Kondisi negara yang makin semrawut dan terjadi pengangguran serta masuknya Tenaga Kerja Asing (TKA) sangat diperlukan reformasi jilid 2.
“Rakyat pada umumnya ingin dilakukan penataan ulang dalam segenap aspek kehidupan untuk tidak mengatakan reformasi sekali lagi, seperti yang pernah dilakukan di Indonesia 20 tahun lalu,” kata Direktur Eksekutif Atlantika Institut Nusantara Jacob Ereste kepada suaranasional, Rabu (23/5).
Kata Jacob, Ada juga diantara mereka yang lebih tidak puas, hingga tanpa tedeng aling-aling menyerukan harus revolusi.
“Alasannya cukup masuk akal pula, lantaran usaha untuk menata bangsa dan upaya dalam menata negara sudah acang kadut nggak karu-karuan kacaunya,” paparnya.
Sebagai negara yang berdasarkan hukum saja Indonesia sudah jungkir balik, seperti banyak sekali hukum dan perundang-undangan yang saling bersilangan serta tumpang tindih antara yang satu dengan yang lain.
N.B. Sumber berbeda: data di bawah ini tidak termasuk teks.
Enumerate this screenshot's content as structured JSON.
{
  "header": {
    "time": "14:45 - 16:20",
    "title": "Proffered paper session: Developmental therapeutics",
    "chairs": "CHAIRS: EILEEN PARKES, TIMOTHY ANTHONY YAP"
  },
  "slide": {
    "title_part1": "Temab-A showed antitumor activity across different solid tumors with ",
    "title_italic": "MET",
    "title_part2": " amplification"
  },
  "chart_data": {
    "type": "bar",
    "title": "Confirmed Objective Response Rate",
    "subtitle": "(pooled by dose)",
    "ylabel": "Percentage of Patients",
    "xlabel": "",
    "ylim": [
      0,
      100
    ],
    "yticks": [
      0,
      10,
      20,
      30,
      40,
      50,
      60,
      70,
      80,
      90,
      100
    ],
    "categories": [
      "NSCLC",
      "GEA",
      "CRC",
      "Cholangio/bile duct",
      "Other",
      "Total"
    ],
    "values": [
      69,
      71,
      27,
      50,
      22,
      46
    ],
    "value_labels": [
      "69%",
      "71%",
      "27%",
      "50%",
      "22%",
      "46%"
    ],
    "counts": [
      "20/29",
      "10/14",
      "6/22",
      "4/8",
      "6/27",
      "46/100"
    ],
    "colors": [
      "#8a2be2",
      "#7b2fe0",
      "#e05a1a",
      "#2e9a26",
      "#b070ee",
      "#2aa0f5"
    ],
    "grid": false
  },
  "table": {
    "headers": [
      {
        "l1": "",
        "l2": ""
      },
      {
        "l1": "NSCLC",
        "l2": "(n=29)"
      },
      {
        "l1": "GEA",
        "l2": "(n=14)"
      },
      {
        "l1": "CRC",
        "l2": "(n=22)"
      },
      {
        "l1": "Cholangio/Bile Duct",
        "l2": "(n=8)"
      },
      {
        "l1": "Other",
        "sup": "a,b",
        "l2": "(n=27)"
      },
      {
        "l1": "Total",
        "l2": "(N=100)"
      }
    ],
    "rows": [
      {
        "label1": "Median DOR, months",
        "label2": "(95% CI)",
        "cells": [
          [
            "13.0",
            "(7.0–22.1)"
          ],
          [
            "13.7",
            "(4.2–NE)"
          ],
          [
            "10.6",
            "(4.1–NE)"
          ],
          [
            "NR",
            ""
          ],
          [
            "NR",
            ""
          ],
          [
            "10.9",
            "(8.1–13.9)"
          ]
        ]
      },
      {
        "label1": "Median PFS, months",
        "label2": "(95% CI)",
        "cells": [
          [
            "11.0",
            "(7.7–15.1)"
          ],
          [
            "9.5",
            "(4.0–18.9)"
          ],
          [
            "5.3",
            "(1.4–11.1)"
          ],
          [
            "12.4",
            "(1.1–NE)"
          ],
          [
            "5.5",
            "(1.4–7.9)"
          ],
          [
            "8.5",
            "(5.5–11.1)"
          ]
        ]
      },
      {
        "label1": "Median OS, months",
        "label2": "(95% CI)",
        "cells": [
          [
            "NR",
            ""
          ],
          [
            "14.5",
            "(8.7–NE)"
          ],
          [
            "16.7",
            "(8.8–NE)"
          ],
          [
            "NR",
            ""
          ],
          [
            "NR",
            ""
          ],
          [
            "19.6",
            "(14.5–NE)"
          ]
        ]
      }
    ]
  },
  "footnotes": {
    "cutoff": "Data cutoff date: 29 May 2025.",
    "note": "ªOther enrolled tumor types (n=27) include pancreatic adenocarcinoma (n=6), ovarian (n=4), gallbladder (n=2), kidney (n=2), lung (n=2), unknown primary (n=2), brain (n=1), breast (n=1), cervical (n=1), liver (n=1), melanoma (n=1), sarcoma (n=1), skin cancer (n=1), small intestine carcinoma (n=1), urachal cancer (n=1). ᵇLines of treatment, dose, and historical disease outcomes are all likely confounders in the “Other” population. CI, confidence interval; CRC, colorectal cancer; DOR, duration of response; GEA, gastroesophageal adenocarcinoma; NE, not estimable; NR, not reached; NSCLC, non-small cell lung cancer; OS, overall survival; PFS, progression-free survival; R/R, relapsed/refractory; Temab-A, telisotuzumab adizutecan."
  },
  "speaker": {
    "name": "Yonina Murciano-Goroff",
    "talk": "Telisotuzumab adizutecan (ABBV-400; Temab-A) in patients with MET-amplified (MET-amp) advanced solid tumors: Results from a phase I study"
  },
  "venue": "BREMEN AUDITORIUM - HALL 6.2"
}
Begitu juga dengan peraturan pada tingkat pemerintah daerah.
“Realitas ini jelas tidak cuma membuat kepastian hukum menjadi runyam, tetapi juga kepastian dalam tata kehidupan yang lain — yang lebih luas sifatnya– telah membuat tidak adanya jaminan kepastian yang sangat diperlukan bagi setiap warga bangsa negara yang merdeka,” ungkapnya.
Kata Jacob, atas dasar semua itu banyak kalangan yang mengharap adanya reformasi jilid dua. Meski tetap saja ada yang juga tidak menginginkan. Pertimbangannya pun sungguh beragam, termasuk mereka yang takut lantaran sedan nikmat-nikmat berada pada posisinya sekarang.
“Demikian juga dengan mereka yang takut karena trauma dengan pengalaman yang langsung dialaminya sendiri,” pungkasnya.